Hello,
We are trying to replace our tribe nodes setup with cross-cluster search setup and we have multiple questions regarding the general configuration and monitoring of cross-cluster-search cluster.
Unfortunately the documentation does not reflect on many aspects of cross-cluster search inner workings.
Could you please answer following questions:
-
Am I understanding correctly that gateway nodes are being chosen ONLY at the cluster registration moment?
-
How are those gateway nodes chosen? Is there an algorithm for this?
-
Is chosen gateway nodes list propagated across all nodes of the cross-cluster-search cluster - or each node generates its own gateway nodes list separately?
-
Are the search requests coming through gateway nodes balanced somehow (Round-robin? Some other algorithm?) - or all search requests from a cross-cluster search node will end up on one gateway server - and other two act as a backup?
-
What happens if one or two of chosen gateway nodes become unresponsive? Should the cross-cluster-search node that has lost connections to those gateway nodes choose different gateway nodes eventually?

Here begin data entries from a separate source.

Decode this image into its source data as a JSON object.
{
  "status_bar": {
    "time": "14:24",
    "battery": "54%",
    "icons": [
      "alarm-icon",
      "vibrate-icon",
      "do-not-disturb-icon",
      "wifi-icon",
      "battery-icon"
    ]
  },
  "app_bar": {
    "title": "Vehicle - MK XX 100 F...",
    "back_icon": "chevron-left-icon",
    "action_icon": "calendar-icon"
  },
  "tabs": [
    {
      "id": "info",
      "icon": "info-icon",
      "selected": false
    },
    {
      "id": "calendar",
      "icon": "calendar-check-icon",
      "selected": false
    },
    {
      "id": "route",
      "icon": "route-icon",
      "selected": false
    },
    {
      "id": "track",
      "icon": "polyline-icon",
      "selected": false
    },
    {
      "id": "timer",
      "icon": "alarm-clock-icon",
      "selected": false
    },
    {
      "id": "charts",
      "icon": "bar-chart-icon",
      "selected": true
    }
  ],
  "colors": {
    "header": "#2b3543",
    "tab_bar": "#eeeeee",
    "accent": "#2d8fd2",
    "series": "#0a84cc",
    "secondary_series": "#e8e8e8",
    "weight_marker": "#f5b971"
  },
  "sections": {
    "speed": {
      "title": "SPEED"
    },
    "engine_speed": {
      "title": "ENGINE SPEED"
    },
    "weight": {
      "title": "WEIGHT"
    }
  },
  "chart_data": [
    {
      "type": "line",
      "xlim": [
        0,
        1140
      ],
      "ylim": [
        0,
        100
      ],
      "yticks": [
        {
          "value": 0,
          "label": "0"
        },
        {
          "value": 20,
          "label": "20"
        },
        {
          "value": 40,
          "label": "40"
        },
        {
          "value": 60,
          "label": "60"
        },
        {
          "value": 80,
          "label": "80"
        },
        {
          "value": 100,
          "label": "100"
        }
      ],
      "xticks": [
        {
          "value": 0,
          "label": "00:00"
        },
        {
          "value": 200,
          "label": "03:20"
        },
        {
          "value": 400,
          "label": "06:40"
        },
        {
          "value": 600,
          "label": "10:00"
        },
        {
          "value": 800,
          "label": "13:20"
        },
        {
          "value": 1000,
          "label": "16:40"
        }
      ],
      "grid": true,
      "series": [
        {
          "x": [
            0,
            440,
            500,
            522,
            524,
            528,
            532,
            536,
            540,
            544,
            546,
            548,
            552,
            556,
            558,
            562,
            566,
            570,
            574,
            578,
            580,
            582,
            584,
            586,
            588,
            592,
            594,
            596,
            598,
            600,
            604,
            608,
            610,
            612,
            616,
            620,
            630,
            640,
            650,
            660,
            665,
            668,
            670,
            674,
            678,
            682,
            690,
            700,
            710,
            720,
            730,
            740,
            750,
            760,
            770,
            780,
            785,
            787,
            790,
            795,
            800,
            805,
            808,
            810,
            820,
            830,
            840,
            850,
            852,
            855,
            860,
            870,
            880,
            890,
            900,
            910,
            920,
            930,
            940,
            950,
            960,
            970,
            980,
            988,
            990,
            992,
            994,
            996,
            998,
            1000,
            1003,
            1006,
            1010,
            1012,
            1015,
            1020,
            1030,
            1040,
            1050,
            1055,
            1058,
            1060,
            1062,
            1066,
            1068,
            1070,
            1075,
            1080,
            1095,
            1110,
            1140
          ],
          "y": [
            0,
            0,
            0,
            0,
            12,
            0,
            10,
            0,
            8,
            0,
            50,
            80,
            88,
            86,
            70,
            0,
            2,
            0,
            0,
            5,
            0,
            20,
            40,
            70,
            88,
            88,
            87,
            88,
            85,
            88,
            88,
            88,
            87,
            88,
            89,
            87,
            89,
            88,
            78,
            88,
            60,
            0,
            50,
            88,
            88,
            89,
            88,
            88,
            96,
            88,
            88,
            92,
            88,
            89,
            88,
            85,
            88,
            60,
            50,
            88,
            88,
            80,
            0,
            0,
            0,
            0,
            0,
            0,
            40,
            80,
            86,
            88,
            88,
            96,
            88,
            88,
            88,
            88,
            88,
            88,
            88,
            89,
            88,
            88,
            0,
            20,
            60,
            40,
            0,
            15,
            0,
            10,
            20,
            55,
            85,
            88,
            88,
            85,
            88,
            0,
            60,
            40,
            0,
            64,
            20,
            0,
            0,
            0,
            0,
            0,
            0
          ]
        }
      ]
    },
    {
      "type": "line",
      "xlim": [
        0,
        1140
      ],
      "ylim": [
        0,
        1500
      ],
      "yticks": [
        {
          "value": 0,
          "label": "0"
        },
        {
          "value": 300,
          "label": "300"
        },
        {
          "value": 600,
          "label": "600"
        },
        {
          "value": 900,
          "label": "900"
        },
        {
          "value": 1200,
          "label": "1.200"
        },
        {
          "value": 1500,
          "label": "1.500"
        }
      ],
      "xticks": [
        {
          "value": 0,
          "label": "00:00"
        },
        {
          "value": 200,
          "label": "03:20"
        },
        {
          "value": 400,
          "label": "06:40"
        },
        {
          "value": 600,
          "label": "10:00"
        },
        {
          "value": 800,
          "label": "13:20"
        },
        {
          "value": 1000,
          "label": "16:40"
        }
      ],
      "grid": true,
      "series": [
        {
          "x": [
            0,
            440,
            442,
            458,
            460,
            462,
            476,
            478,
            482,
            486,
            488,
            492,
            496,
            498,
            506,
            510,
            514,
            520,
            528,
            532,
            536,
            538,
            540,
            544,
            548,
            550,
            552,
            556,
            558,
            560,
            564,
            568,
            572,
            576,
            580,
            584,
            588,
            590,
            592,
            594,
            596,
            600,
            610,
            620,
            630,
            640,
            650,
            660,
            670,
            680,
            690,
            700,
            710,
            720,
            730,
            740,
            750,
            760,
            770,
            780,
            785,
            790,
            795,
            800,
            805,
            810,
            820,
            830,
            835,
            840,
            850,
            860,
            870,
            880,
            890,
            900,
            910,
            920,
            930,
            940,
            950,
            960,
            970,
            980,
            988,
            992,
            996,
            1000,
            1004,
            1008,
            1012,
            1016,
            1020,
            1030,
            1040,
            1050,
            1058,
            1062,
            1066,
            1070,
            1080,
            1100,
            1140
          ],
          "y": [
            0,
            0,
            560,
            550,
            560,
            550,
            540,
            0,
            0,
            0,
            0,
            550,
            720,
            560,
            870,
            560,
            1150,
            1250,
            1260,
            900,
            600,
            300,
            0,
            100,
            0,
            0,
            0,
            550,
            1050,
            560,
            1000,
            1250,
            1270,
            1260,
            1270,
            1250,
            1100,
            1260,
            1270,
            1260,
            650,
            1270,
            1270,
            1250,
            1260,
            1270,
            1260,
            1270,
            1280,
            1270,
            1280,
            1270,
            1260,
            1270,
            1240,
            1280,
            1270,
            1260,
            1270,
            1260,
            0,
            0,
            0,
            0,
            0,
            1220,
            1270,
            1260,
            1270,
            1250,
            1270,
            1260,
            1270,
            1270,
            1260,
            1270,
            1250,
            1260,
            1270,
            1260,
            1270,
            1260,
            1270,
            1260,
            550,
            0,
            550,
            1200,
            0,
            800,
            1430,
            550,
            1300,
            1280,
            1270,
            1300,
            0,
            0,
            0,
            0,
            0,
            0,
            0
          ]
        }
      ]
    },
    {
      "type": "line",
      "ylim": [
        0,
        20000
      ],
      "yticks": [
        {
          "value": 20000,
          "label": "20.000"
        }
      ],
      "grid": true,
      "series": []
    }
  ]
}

5a. If not - how can we make a node to re-select gateway nodes and re-establish the connections?
5b. If yes - how fast should it discover a loss of connectivity? Can this value be configured? -
Is there a way to monitor what specific gateway nodes have been chosen by a cross-cluster-search node? As far as I can understand - the "http_addresses" field has been removed from Elastic 7.X
-
Is there a difference between
"persistent" : { "cluster" : { "remote" : {
and
"persistent" : {
"search" : {
"remote" : {
locations for configuring cross-cluster-search settings?
As far as we can see - ELK 6.8.3 allows the same cross-cluster-search settings to be configured in both locations simultaneously.
Which setting will take precedence if we have contradicting cross-cluster-search settings in both locations?
Am I understanding correctly that
"persistent" : {
"search" : {
"remote" : {
should be used going forward?
8. Is there a way to completely remove a remote cluster from cross-cluster search configuration or to completely clear existing CCS configuration from a CCS cluster?
As far as we were able to see - there is currently no way in Elastic 6.8.3 to completely nullify neither
"persistent" : {
"cluster" : {
"remote" : {
nor
"persistent" : {
"search" : {
"remote" : {
We were able to only make seeds list empty for the clusters we do not need any more.
Could you please also let us understand the state our test cross-cluster-search cluster is in right now?
We have a cluster of 4 cross-cluster-search nodes on Elastic 6.8.3.
ip node.role name
10.48.37.18 mdi ams01-c02-kcs10
10.49.37.16 mdi zrh01-c02-kcs10
10.13.137.84 mdi sjc01-c02-kcs10
10.14.36.143 mdi iad01-c02-kcs10
We have following cluster settings in regards to one of the remote clusters:
{
"persistent" : {
"cluster" : {
"remote" : {
<...>
"aws71-c01" : {
"skip_unavailable" : "true",
"seeds" : [
"10.3.6.63:9301",
"10.3.6.66:9301",
"10.3.6.85:9301"
],
"transport" : {
"ping_schedule" : "30s"
}
},
<...>
But the outputs of _remote/info for different nodes in cluster show different "num_nodes_connected" values.
See for example for the node ams01-c02-kcs10:
curl -s 10.48.37.18:9200/_remote/info?pretty | grep -A 16 "aws71-c01"
"aws71-c01" : {
"seeds" : [
"10.3.6.66:9301",
"10.3.6.85:9301",
"10.3.6.63:9301"
],
"http_addresses" : [
"10.3.6.66:9201",
"10.3.6.63:9201",
"10.3.6.85:9201"
],
"connected" : true,
"num_nodes_connected" : 3,
"max_connections_per_cluster" : 3,
"initial_connect_timeout" : "30s",
"skip_unavailable" : true
},
and for the node iad01-c02-kcs10:
curl -s 10.14.36.143:9200/_remote/info?pretty | grep -A 16 "aws71-c01"
"aws71-c01" : {
"seeds" : [
"10.3.6.66:9301",
"10.3.6.85:9301",
"10.3.6.63:9301"
],
"http_addresses" : [
"10.3.6.66:9201",
"10.3.6.85:9201",
"10.3.6.124:9201"
],
"connected" : true,
"num_nodes_connected" : 1,
"max_connections_per_cluster" : 3,
"initial_connect_timeout" : "30s",
"skip_unavailable" : true
},
If we restart iad01-c02-kcs10 node - we can probably get the num_nodes_connected to 3 again, but we were not able to influence the number by any other means (including sending search requests).
Is this the only way of restoring the correct number of connections? Or we are incorrect using num_nodes_connected as a monitoring metric for the state of cross-cluster search?
What steps can be performed to investigate the issue further?